Unlike states, Puerto Rico’s federal funding for Medicaid is capped. Historically, these federal dollars have fallen far short of covering the program’s costs on the island. The territory’s crushing Medicaid expenses helped drive the island into its $70 billion debt crisis.
Under these financial constraints, says Matt Salo, executive director of the National Association of Medicaid Directors, Puerto Rico’s officials are left with a difficult choice when considering covering hepatitis C drugs.
“Rather than blowing through their cap in six months,” Salo says, “they’d blow through their cap in one month.”
Pilot project falls short
In the health department’s pilot project, patients with certain conditions like uncontrolled diabetes or an active mental health condition or those who could not prove they had been sober for six months were barred.
Such restrictions rankle patients and their advocates. “You know, we do not deny lung cancer treatment for a person who smokes or diabetes treatment to a person that doesn’t eat well,” says Robert Greenwald, a professor at Harvard Law School and faculty director of the Center for Health Law and Policy Innovation.
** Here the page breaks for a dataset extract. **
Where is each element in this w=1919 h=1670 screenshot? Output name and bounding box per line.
José Vargas Vidot, a member of Puerto Rico’s Senate and a physician, submitted a petition in 2017 to various territorial agencies questioning Medicaid’s coverage of hepatitis C medications.
The Office of Patient Legal Services responded to Vargas Vidot in a letter this year confirming that the island’s Medicaid program did not cover these drugs. It also noted the health department pilot project closed its wait list after reaching 100 patients because of a lack of funding. In November, Vargas Vidot submitted legislation to require that hepatitis C medication and treatment be part of basic coverage for insurance plans and Medicaid.
Ávila Marrero says ASES is in talks with a drugmaker to create a network separate from the Medicaid program to provide medications to the patients. She is hoping the arrangement would allow the government to get lower prices for the drugs. But no agreements have yet been reached for such a program.
Despite its success in states, suing to get coverage may not be the best option for Puerto Rico because the debt rescue package passed by Congress in 2016 includes a provision that bars creditors from taking legal action to collect from the territory.
That could apply to a lawsuit filed against the territory for not covering hepatitis C treatment in its Medicaid program, says Phillip Escoriaza, an attorney in Washington, D.C., who practiced health law in Puerto Rico.
And even if the case can go forward, it would enter the docket for a special bankruptcy court with more than 165,000 other claims, as of January 2. It may be in the Puerto Rican government’s interest for things to take a long time, Escoriaza says. Once there, it could stall for years—time hepatitis C patients such as Marcano might not have.